Taylor won two Oscars and was nominated for three others, but Taylor was the rare movie star who transcended awards: She was a far bigger star than some statue. Taylor was wonderful in films like "A Place In The Sun," "Giant" and "Who's Afraid Of Virginia Woolf," but the film role she'll be most known for is "Cleopatra." That film, in which she met on-again-off-again-on-again-off-again paramour Richard Burton, is considered the most expensive American film ever made and nearly bankrupted 20th Century Fox; that it is almost entirely an obsessive dedication to Taylor's beauty is perhaps the best evidence of how powerful and famous Taylor truly was. Men spent fortunes simply to document her.
"Who's Afraid of Virgina Woolf?" showed the gruffer side of the lilac-eyed Taylor, who played one-half of the film's central sparring couple.
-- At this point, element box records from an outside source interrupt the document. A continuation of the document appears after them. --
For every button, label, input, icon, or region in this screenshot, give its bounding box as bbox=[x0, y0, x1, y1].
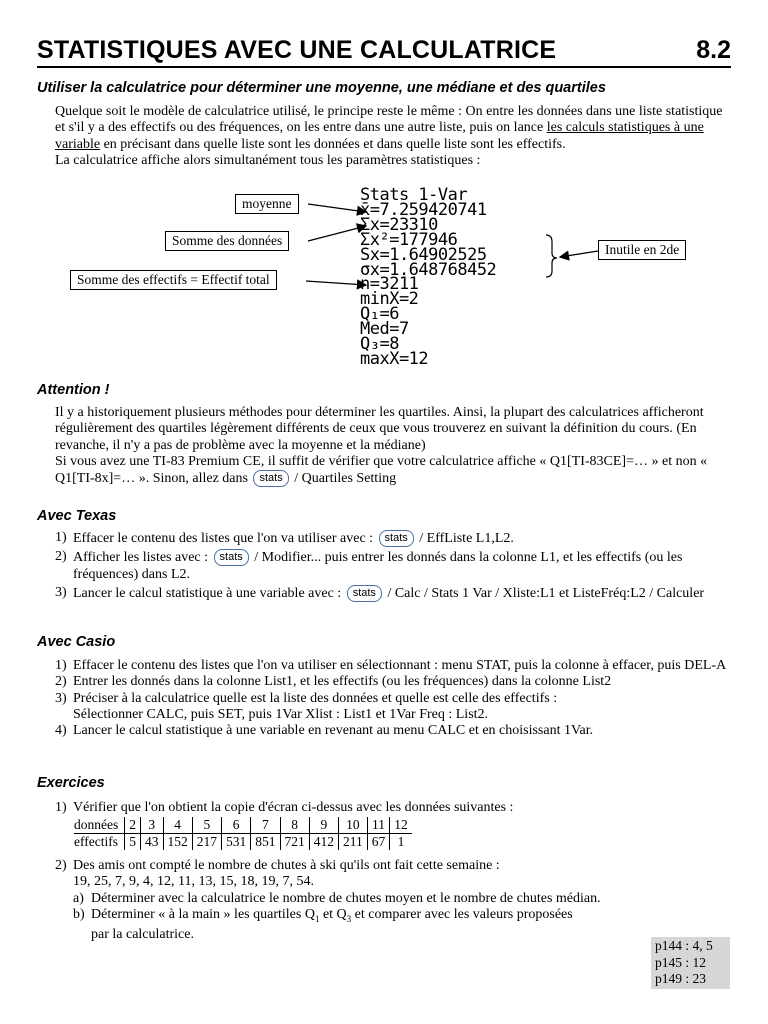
table-cell: 9 bbox=[309, 817, 338, 834]
section-heading-attention: Attention ! bbox=[37, 382, 110, 398]
item-number: 1) bbox=[55, 800, 67, 815]
screen-line: maxX=12 bbox=[360, 348, 429, 369]
reference-line: p149 : 23 bbox=[655, 971, 707, 986]
table-row bbox=[74, 834, 412, 851]
screen-line: x̄=7.259420741 bbox=[360, 199, 487, 220]
exercise-2-prompt bbox=[55, 858, 655, 891]
list-item bbox=[55, 674, 735, 690]
item-text: Vérifier que l'on obtient la copie d'écran ci-dessus avec les données suivantes : bbox=[73, 800, 514, 815]
subscript: 3 bbox=[346, 913, 352, 924]
label-useless: Inutile en 2de bbox=[598, 240, 686, 260]
list-item bbox=[55, 723, 735, 739]
item-text: Entrer les donnés dans la colonne List1, et les effectifs (ou les fréquences) dans la colonne List2 bbox=[73, 674, 612, 690]
page-title: STATISTIQUES AVEC UNE CALCULATRICE bbox=[37, 36, 557, 64]
item-text: Déterminer « à la main » les quartiles Q bbox=[91, 906, 315, 922]
screen-line: Med=7 bbox=[360, 319, 409, 340]
screen-line: Σx²=177946 bbox=[360, 229, 458, 250]
item-number: 2) bbox=[55, 549, 67, 565]
label-sum: Somme des données bbox=[165, 231, 289, 251]
list-item bbox=[55, 691, 735, 724]
item-number: 4) bbox=[55, 723, 67, 739]
table-cell: 67 bbox=[367, 834, 390, 851]
arrow-sum bbox=[308, 226, 366, 241]
section-heading-usage: Utiliser la calculatrice pour déterminer une moyenne, une médiane et des quartiles bbox=[37, 80, 606, 96]
texas-steps bbox=[55, 530, 735, 602]
table-cell: 4 bbox=[163, 817, 192, 834]
screen-line: n=3211 bbox=[360, 274, 419, 295]
list-item bbox=[55, 658, 735, 674]
item-number: 2) bbox=[55, 858, 67, 873]
item-number: 1) bbox=[55, 530, 67, 545]
exercise-1-prompt bbox=[55, 800, 735, 816]
table-cell: 11 bbox=[367, 817, 390, 834]
chapter-number: 8.2 bbox=[696, 36, 731, 64]
table-cell: 8 bbox=[280, 817, 309, 834]
screen-line: Σx=23310 bbox=[360, 214, 438, 235]
table-cell: 3 bbox=[141, 817, 164, 834]
item-text: Afficher les listes avec : bbox=[73, 550, 209, 566]
table-cell: 721 bbox=[280, 834, 309, 851]
screen-line: Sx=1.64902525 bbox=[360, 244, 487, 265]
intro-link: les calculs statistiques à une variable bbox=[55, 120, 704, 152]
item-number: 1) bbox=[55, 658, 67, 673]
label-total: Somme des effectifs = Effectif total bbox=[70, 270, 277, 290]
table-cell: 6 bbox=[222, 817, 251, 834]
casio-steps bbox=[55, 658, 735, 739]
list-item bbox=[55, 530, 735, 547]
item-text: Préciser à la calculatrice quelle est la liste des données et quelle est celle des effectifs : bbox=[73, 690, 558, 706]
item-text: Des amis ont compté le nombre de chutes à ski qu'ils ont fait cette semaine : bbox=[73, 858, 500, 873]
table-cell: 851 bbox=[251, 834, 280, 851]
item-text: Effacer le contenu des listes que l'on va utiliser en sélectionnant : menu STAT, puis la colonne à effacer, puis DEL-A bbox=[73, 658, 727, 673]
screen-line: Stats 1-Var bbox=[360, 185, 468, 205]
exercise-2b bbox=[55, 907, 655, 943]
table-header: effectifs bbox=[74, 834, 118, 850]
item-text: Effacer le contenu des listes que l'on va utiliser avec : bbox=[73, 531, 374, 546]
section-heading-texas: Avec Texas bbox=[37, 508, 117, 524]
table-cell: 531 bbox=[222, 834, 251, 851]
data-series: 19, 25, 7, 9, 4, 12, 11, 13, 15, 18, 19, 7, 54. bbox=[73, 874, 314, 890]
attention-text-2b: / Quartiles Setting bbox=[294, 471, 397, 487]
subscript: 1 bbox=[314, 913, 320, 924]
table-header: données bbox=[74, 817, 125, 834]
exercise-2a bbox=[55, 891, 655, 907]
item-number: 3) bbox=[55, 584, 67, 600]
list-item bbox=[55, 549, 735, 583]
arrow-total bbox=[306, 281, 366, 285]
label-mean: moyenne bbox=[235, 194, 299, 214]
table-cell: 10 bbox=[339, 817, 368, 834]
item-text: / Modifier... puis entrer les donnés dans la colonne L1, et les effectifs (ou les fréquences) dans L2. bbox=[73, 550, 683, 582]
item-text: Lancer le calcul statistique à une variable en revenant au menu CALC et en choisissant 1Var. bbox=[73, 723, 594, 739]
stats-key: stats bbox=[347, 585, 382, 602]
exercise-2 bbox=[55, 858, 655, 943]
item-text: Sélectionner CALC, puis SET, puis 1Var Xlist : List1 et 1Var Freq : List2. bbox=[73, 706, 489, 722]
stats-key: stats bbox=[379, 530, 414, 547]
item-text: par la calculatrice. bbox=[91, 926, 194, 942]
item-text: et comparer avec les valeurs proposées bbox=[351, 906, 573, 922]
annotation-arrows bbox=[0, 0, 768, 400]
attention-text-2a: Si vous avez une TI-83 Premium CE, il suffit de vérifier que votre calculatrice affiche « Q1[TI-83CE]=… » et non « Q1[TI-8x]=… ». Sinon, allez dans bbox=[55, 453, 708, 487]
item-text: et Q bbox=[319, 906, 347, 922]
attention-paragraph bbox=[55, 405, 730, 487]
intro-text-a: Quelque soit le modèle de calculatrice utilisé, le principe reste le même : On entre les données dans une liste statistique et s'il y a des effectifs ou des fréquences, on les entre dans une autre liste, puis on lance bbox=[55, 104, 723, 136]
screen-line: Q₃=8 bbox=[360, 334, 399, 355]
exercise-1 bbox=[55, 800, 735, 850]
table-cell: 217 bbox=[192, 834, 221, 851]
item-number: 3) bbox=[55, 690, 67, 706]
table-cell: 5 bbox=[192, 817, 221, 834]
table-cell: 7 bbox=[251, 817, 280, 834]
page-references bbox=[651, 937, 730, 989]
item-text: Lancer le calcul statistique à une variable avec : bbox=[73, 585, 342, 601]
stats-key: stats bbox=[253, 470, 288, 487]
item-number: b) bbox=[73, 906, 85, 922]
table-cell: 412 bbox=[309, 834, 338, 851]
table-row bbox=[74, 817, 412, 834]
item-text: / Calc / Stats 1 Var / Xliste:L1 et ListeFréq:L2 / Calculer bbox=[387, 585, 705, 601]
screen-line: minX=2 bbox=[360, 289, 419, 310]
data-table bbox=[74, 817, 412, 850]
arrow-useless bbox=[560, 251, 598, 257]
item-number: a) bbox=[73, 890, 84, 906]
table-cell: 152 bbox=[163, 834, 192, 851]
item-number: 2) bbox=[55, 674, 67, 690]
table-cell: 12 bbox=[390, 817, 412, 834]
section-heading-casio: Avec Casio bbox=[37, 634, 116, 650]
intro-text-b: en précisant dans quelle liste sont les données et dans quelle liste sont les effectifs. bbox=[100, 136, 566, 152]
arrow-mean bbox=[308, 204, 366, 212]
table-cell: 5 bbox=[125, 834, 141, 851]
section-heading-exercises: Exercices bbox=[37, 775, 105, 791]
reference-line: p144 : 4, 5 bbox=[655, 938, 713, 953]
item-text: / EffListe L1,L2. bbox=[419, 531, 514, 546]
table-cell: 1 bbox=[390, 834, 412, 851]
stats-key: stats bbox=[214, 549, 249, 566]
screen-line: σx=1.648768452 bbox=[360, 259, 497, 280]
table-cell: 2 bbox=[125, 817, 141, 834]
table-cell: 211 bbox=[339, 834, 368, 851]
list-item bbox=[55, 585, 735, 602]
table-cell: 43 bbox=[141, 834, 164, 851]
item-text: Déterminer avec la calculatrice le nombre de chutes moyen et le nombre de chutes médian. bbox=[91, 890, 601, 906]
screen-line: Q₁=6 bbox=[360, 304, 399, 325]
attention-text-1: Il y a historiquement plusieurs méthodes pour déterminer les quartiles. Ainsi, la plupart des calculatrices afficheront régulièrement des quartiles légèrement différents de ceux que vous trouverez en suivant la définition du cours. (En revanche, il n'y a pas de problème avec la moyenne et la médiane) bbox=[55, 405, 704, 453]
reference-line: p145 : 12 bbox=[655, 954, 707, 970]
brace bbox=[546, 235, 557, 277]
intro-text-c: La calculatrice affiche alors simultanément tous les paramètres statistiques : bbox=[55, 152, 481, 168]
Many critics consider her most glamorous, fully Hollywood performance was in "A Place In The Sun," which won six Oscars and was nominated for three more. Montgomery Clift plays the poor nephew of a rich businessman who meets Taylor's socialite and is immediately entranced. Here, Taylor isn't just a beautiful woman: She's the very picture of allure, an invitation to a better, lusher, more ideal world. She represents, essentially, perfection.